The Voyager 2 probe has been roaming in space for more than 40 years and has begun to present problems with aging. NASA reports that engineers are working to get the probe back to normal and that the current malfunction has caused the ship to lock itself in safe mode.
Voyager 2 failed to perform its intended manoeuvre on Saturday, January 25, when it was scheduled to rotate 360 degrees to calibrate its magnetic instruments, but the operation was delayed for some reason. In this way, it means that two special power consuming systems will run at the same time, and the available power will be exhausted.
Since it is not possible to accurately send 11.5 billion miles (18.5 billion kilometers) of signals to the detector, Voyager 2 is designed to automatically respond to these conditions by entering a low power consumption mode, thereby preventing any permanent damage. Engineers at NASA headquarters can then communicate with the spacecraft to try to solve the problem.
The power supply of Voyager comes from the radioisotope thermoelectric generator (RTG), which transforms the heat from the decay of radioactive materials into electrical energy, and provides power for the spacecraft. Due to the natural decay of the materials inside the RTG, traveller 2's power budget is reduced by about 4 watts per year. Last year, engineers shut down the main heater of the Voyager 2 cosmic ray subsystem instrument to compensate for this loss of power, and the instrument continued to operate.
In addition to managing each traveler's power supply, mission operators must also manage the temperature of certain systems on the spacecraft. For example, if the spacecraft's fuel line freezes and breaks, Voyager will no longer be able to point its antenna to earth to send data and receive commands. The temperature of the spacecraft is maintained by the use of heaters or by the use of excess heat generated by other onboard instruments and systems.

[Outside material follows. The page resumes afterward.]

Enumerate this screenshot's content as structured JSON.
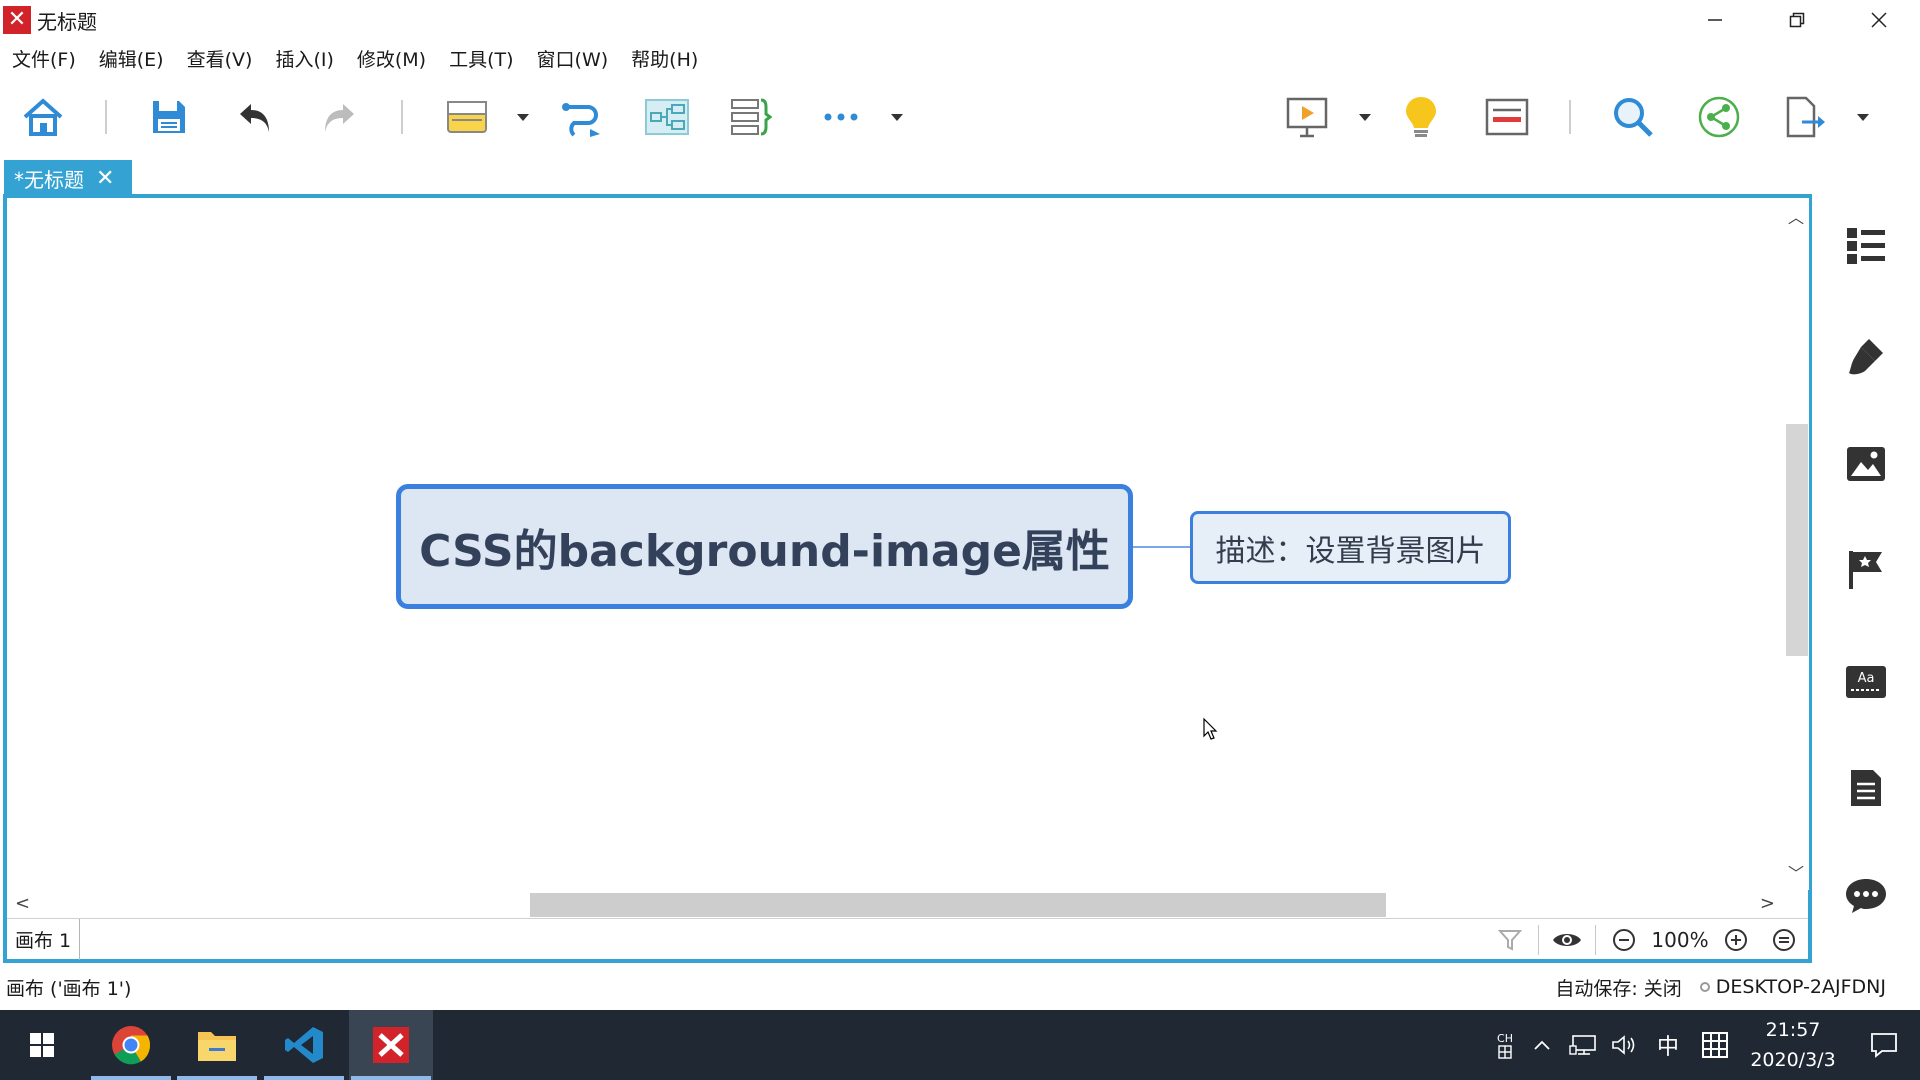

The team spent several days assessing the current situation, largely because of Voyager 2's distance from Earth (about 11.5 billion miles (18.5 billion kilometers)). Communication at the speed of light takes about 17 hours to reach the spacecraft, while the response of the space shuttle takes another 17 hours to return to earth. As a result, mission engineers had to wait about 34 hours to determine if their orders had the desired effect on the spacecraft.
In the February 5 updateNASA says:
This is obviously good news, but it also reminds traveller 2 how incredible the technology is. What we're talking about is a machine that started in the 1970s and is still running today, returning valuable data as it escapes from the solar system and into the unknown.